Für die pharmakologische Behandlung von Angststörungen (keine Empfehlung für die Spezifische Phobie) bestehen die höchsten Evidenzkategorien (Ia) und Empfehlungsgrade (A) für die SSRIs (selektive Serotonin-Wiederaufnahmehemmer) und SNRIs (Serotonin-Noradrenalin-Wiederaufnahmehemmer). Je nach Angststörungen werden auch andere Substanzklassen empfohlen wie z.B. Trizyklische Antidepressiva (TZAs) (Ia/B).

Beim Einsatz von SSRIs/SNRIs und TZAs wird der Patient über eine Wirklatenz von ca. 2 Wochen (1-6 Wochen) und über mögliche unerwünschte Nebenwirkungen informiert (bei SSRIs/SNRIs z.B. Unruhe / Schlaflosigkeit in den ersten Tagen, sexuelle Dysfunktionen, Absetzphänomene; bei TZAs/Opipramol: z.B. anticholinerge Wirkung, Sedierung, Gewichtszunahme, kardiovaskuläre Wirkung). Darüber hinaus zeigte eine Studie 2017 (20), dass rund ein Viertel einer Patientenpopulation, die wegen Angst oder Depression mit z.B. Escitalopram, Sertralin, Desvenlafaxin (aktiver Hauptmetabolit von Venlafaxin) behandelt wurde, innerhalb der ersten 6 Behandlungswochen eine ängstlich-agitierte Symptomatik mit motorischer Unruhe («jitteriness syndrome») entwickelte.

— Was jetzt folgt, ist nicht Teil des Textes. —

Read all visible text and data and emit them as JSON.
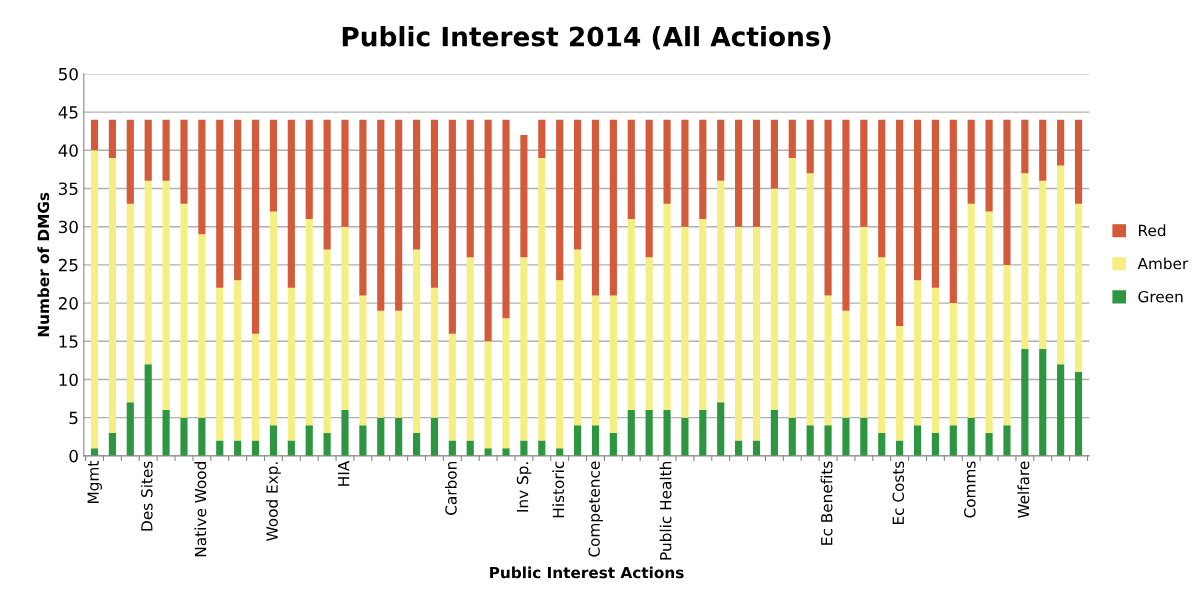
{
  "chart_data": {
    "type": "bar",
    "stacked": true,
    "title": "Public Interest 2014 (All Actions)",
    "xlabel": "Public Interest Actions",
    "ylabel": "Number of DMGs",
    "categories": [
      "Mgmt",
      null,
      null,
      "Des Sites",
      null,
      null,
      "Native Wood",
      null,
      null,
      null,
      "Wood Exp.",
      null,
      null,
      null,
      "HIA",
      null,
      null,
      null,
      null,
      null,
      "Carbon",
      null,
      null,
      null,
      "Inv Sp.",
      null,
      "Historic",
      null,
      "Competence",
      null,
      null,
      null,
      "Public Health",
      null,
      null,
      null,
      null,
      null,
      null,
      null,
      null,
      "Ec Benefits",
      null,
      null,
      null,
      "Ec Costs",
      null,
      null,
      null,
      "Comms",
      null,
      null,
      "Welfare",
      null,
      null,
      null
    ],
    "series": [
      {
        "name": "Green",
        "color": "#2e9640",
        "values": [
          1,
          3,
          7,
          12,
          6,
          5,
          5,
          2,
          2,
          2,
          4,
          2,
          4,
          3,
          6,
          4,
          5,
          5,
          3,
          5,
          2,
          2,
          1,
          1,
          2,
          2,
          1,
          4,
          4,
          3,
          6,
          6,
          6,
          5,
          6,
          7,
          2,
          2,
          6,
          5,
          4,
          4,
          5,
          5,
          3,
          2,
          4,
          3,
          4,
          5,
          3,
          4,
          14,
          14,
          12,
          11
        ]
      },
      {
        "name": "Amber",
        "color": "#f5ee82",
        "values": [
          39,
          36,
          26,
          24,
          30,
          28,
          24,
          20,
          21,
          14,
          28,
          20,
          27,
          24,
          24,
          17,
          14,
          14,
          24,
          17,
          14,
          24,
          14,
          17,
          24,
          37,
          22,
          23,
          17,
          18,
          25,
          20,
          27,
          25,
          25,
          29,
          28,
          28,
          29,
          34,
          33,
          17,
          14,
          25,
          23,
          15,
          19,
          19,
          16,
          28,
          29,
          21,
          23,
          22,
          26,
          22
        ]
      },
      {
        "name": "Red",
        "color": "#d35a3a",
        "values": [
          4,
          5,
          11,
          8,
          8,
          11,
          15,
          22,
          21,
          28,
          12,
          22,
          13,
          17,
          14,
          23,
          25,
          25,
          17,
          22,
          28,
          18,
          29,
          26,
          16,
          5,
          21,
          17,
          23,
          23,
          13,
          18,
          11,
          14,
          13,
          8,
          14,
          14,
          9,
          5,
          7,
          23,
          25,
          14,
          18,
          27,
          21,
          22,
          24,
          11,
          12,
          19,
          7,
          8,
          6,
          11
        ]
      }
    ],
    "ylim": [
      0,
      50
    ],
    "yticks": [
      0,
      5,
      10,
      15,
      20,
      25,
      30,
      35,
      40,
      45,
      50
    ],
    "grid": "y",
    "legend": "right"
  }
}
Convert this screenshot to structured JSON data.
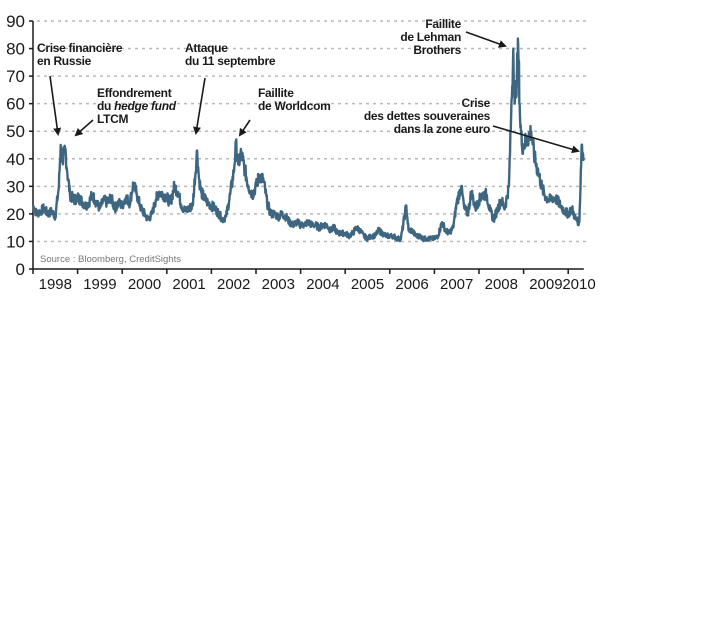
{
  "chart_data": {
    "type": "line",
    "title": "",
    "xlabel": "",
    "ylabel": "",
    "ylim": [
      0,
      90
    ],
    "yticks": [
      "0",
      "10",
      "20",
      "30",
      "40",
      "50",
      "60",
      "70",
      "80",
      "90"
    ],
    "xlim": [
      1998.0,
      2010.35
    ],
    "xtick_labels": [
      "1998",
      "1999",
      "2000",
      "2001",
      "2002",
      "2003",
      "2004",
      "2005",
      "2006",
      "2007",
      "2008",
      "2009",
      "2010"
    ],
    "grid": "horizontal dotted",
    "line_color": "#3e6680",
    "source": "Source : Bloomberg, CreditSights",
    "annotations": [
      {
        "text": [
          "Crise financière",
          "en Russie"
        ],
        "x": 1998.6,
        "y": 45
      },
      {
        "text": [
          "Effondrement",
          "du hedge fund",
          "LTCM"
        ],
        "x": 1998.75,
        "y": 45
      },
      {
        "text": [
          "Attaque",
          "du 11 septembre"
        ],
        "x": 2001.7,
        "y": 43
      },
      {
        "text": [
          "Faillite",
          "de Worldcom"
        ],
        "x": 2002.55,
        "y": 45
      },
      {
        "text": [
          "Faillite",
          "de Lehman",
          "Brothers"
        ],
        "x": 2008.8,
        "y": 80
      },
      {
        "text": [
          "Crise",
          "des dettes souveraines",
          "dans la zone euro"
        ],
        "x": 2010.3,
        "y": 44
      }
    ],
    "x": [
      1998.0,
      1998.08,
      1998.17,
      1998.25,
      1998.33,
      1998.42,
      1998.5,
      1998.58,
      1998.62,
      1998.67,
      1998.72,
      1998.77,
      1998.83,
      1998.92,
      1999.0,
      1999.08,
      1999.17,
      1999.25,
      1999.33,
      1999.42,
      1999.5,
      1999.58,
      1999.67,
      1999.75,
      1999.83,
      1999.92,
      2000.0,
      2000.08,
      2000.17,
      2000.25,
      2000.33,
      2000.42,
      2000.5,
      2000.58,
      2000.67,
      2000.75,
      2000.83,
      2000.92,
      2001.0,
      2001.08,
      2001.17,
      2001.25,
      2001.33,
      2001.42,
      2001.5,
      2001.58,
      2001.68,
      2001.72,
      2001.77,
      2001.83,
      2001.92,
      2002.0,
      2002.08,
      2002.17,
      2002.25,
      2002.33,
      2002.42,
      2002.5,
      2002.55,
      2002.6,
      2002.67,
      2002.75,
      2002.83,
      2002.92,
      2003.0,
      2003.08,
      2003.17,
      2003.25,
      2003.33,
      2003.42,
      2003.5,
      2003.58,
      2003.67,
      2003.75,
      2003.83,
      2003.92,
      2004.0,
      2004.08,
      2004.17,
      2004.25,
      2004.33,
      2004.42,
      2004.5,
      2004.58,
      2004.67,
      2004.75,
      2004.83,
      2004.92,
      2005.0,
      2005.08,
      2005.17,
      2005.25,
      2005.33,
      2005.42,
      2005.5,
      2005.58,
      2005.67,
      2005.75,
      2005.83,
      2005.92,
      2006.0,
      2006.08,
      2006.17,
      2006.25,
      2006.37,
      2006.42,
      2006.5,
      2006.58,
      2006.67,
      2006.75,
      2006.83,
      2006.92,
      2007.0,
      2007.08,
      2007.17,
      2007.25,
      2007.33,
      2007.42,
      2007.5,
      2007.6,
      2007.67,
      2007.75,
      2007.83,
      2007.92,
      2008.0,
      2008.08,
      2008.17,
      2008.25,
      2008.33,
      2008.42,
      2008.5,
      2008.58,
      2008.67,
      2008.72,
      2008.77,
      2008.8,
      2008.85,
      2008.88,
      2008.92,
      2008.96,
      2009.0,
      2009.08,
      2009.17,
      2009.25,
      2009.33,
      2009.42,
      2009.5,
      2009.58,
      2009.67,
      2009.75,
      2009.83,
      2009.92,
      2010.0,
      2010.08,
      2010.17,
      2010.25,
      2010.3,
      2010.35
    ],
    "y": [
      23,
      20,
      21,
      22,
      20,
      21,
      19,
      30,
      45,
      38,
      44,
      35,
      27,
      25,
      26,
      25,
      23,
      24,
      27,
      24,
      22,
      25,
      24,
      26,
      22,
      24,
      23,
      26,
      24,
      31,
      27,
      22,
      20,
      18,
      20,
      25,
      28,
      27,
      26,
      24,
      30,
      28,
      23,
      21,
      22,
      23,
      43,
      33,
      28,
      26,
      24,
      23,
      22,
      20,
      18,
      19,
      27,
      35,
      45,
      38,
      42,
      36,
      30,
      27,
      30,
      34,
      32,
      24,
      20,
      20,
      19,
      20,
      19,
      17,
      16,
      17,
      16,
      16,
      17,
      16,
      16,
      15,
      16,
      16,
      14,
      15,
      13,
      13,
      13,
      12,
      13,
      15,
      14,
      12,
      11,
      12,
      12,
      14,
      13,
      12,
      12,
      12,
      11,
      11,
      23,
      14,
      14,
      12,
      12,
      11,
      11,
      11,
      11,
      12,
      17,
      14,
      13,
      15,
      24,
      30,
      22,
      20,
      28,
      22,
      25,
      27,
      27,
      21,
      18,
      22,
      25,
      22,
      30,
      55,
      80,
      60,
      70,
      81,
      55,
      45,
      45,
      47,
      50,
      40,
      35,
      29,
      26,
      25,
      26,
      25,
      23,
      21,
      20,
      22,
      18,
      17,
      45,
      40
    ]
  }
}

Bei den SSRIs und SNRIs besteht eine flache Dosis-Response-Kurve, d.h. dass ca. 75% der Patienten bereits auf eine initiale/niedrige Dosis reagieren. Bei bestehenden Leberfunktionsstörungen können Dosierungsanpassungen erforderlich sein (z.B. Citalopram). Für einige Präparate bestehen Empfehlungen für altersbedingte Dosis-anpassungen (z.B. TZAs, Citalopram, Escitalopram). Um Überstimulierungen und Schlaflosigkeit zu verhindern, sollte die Dosis morgens oder mittags gegeben werden. TZAs sollten in niedriger Dosierung begonnen und alle 3-5 Tage erhöht werden.

Um Rückfälle zu vermeiden wird empfohlen die Psychopharmakotherapie nach eingetretener Remission noch mindestens 6-12 Monate weiterzuführen. Eine Verlängerung der Dauer kann u.a. dann erwogen werden, wenn ein Absetzversuch zu einem Wiederauftreten der Angstsymptomatik führte oder der Krankheitsverlauf besonders schwer war.

Benzodiazepine sind zwar wirksam (Ia/Ib), sollen jedoch aufgrund gravierender Nebenwirkungen (Abhängigkeitsentwicklung, Toleranz, Verlängerung der Reaktionszeit, Stürze etc.) nicht angeboten werden (KKP). In Ausnahmefällen (z.B. bei schwerer kardialer Erkrankung, bestehenden Kontraindikationen für die jeweiligen Standardmedikamente oder Suizidalität) können sie unter sorgfältiger Risiko-Nutzen-Abwägung angewendet werden. Sie sollten dann aber in der Regel nur für wenige Wochen eingenommen und nach längerer Behandlung sehr langsam ausgeschlichen werden (ggf. über mehrere Wochen).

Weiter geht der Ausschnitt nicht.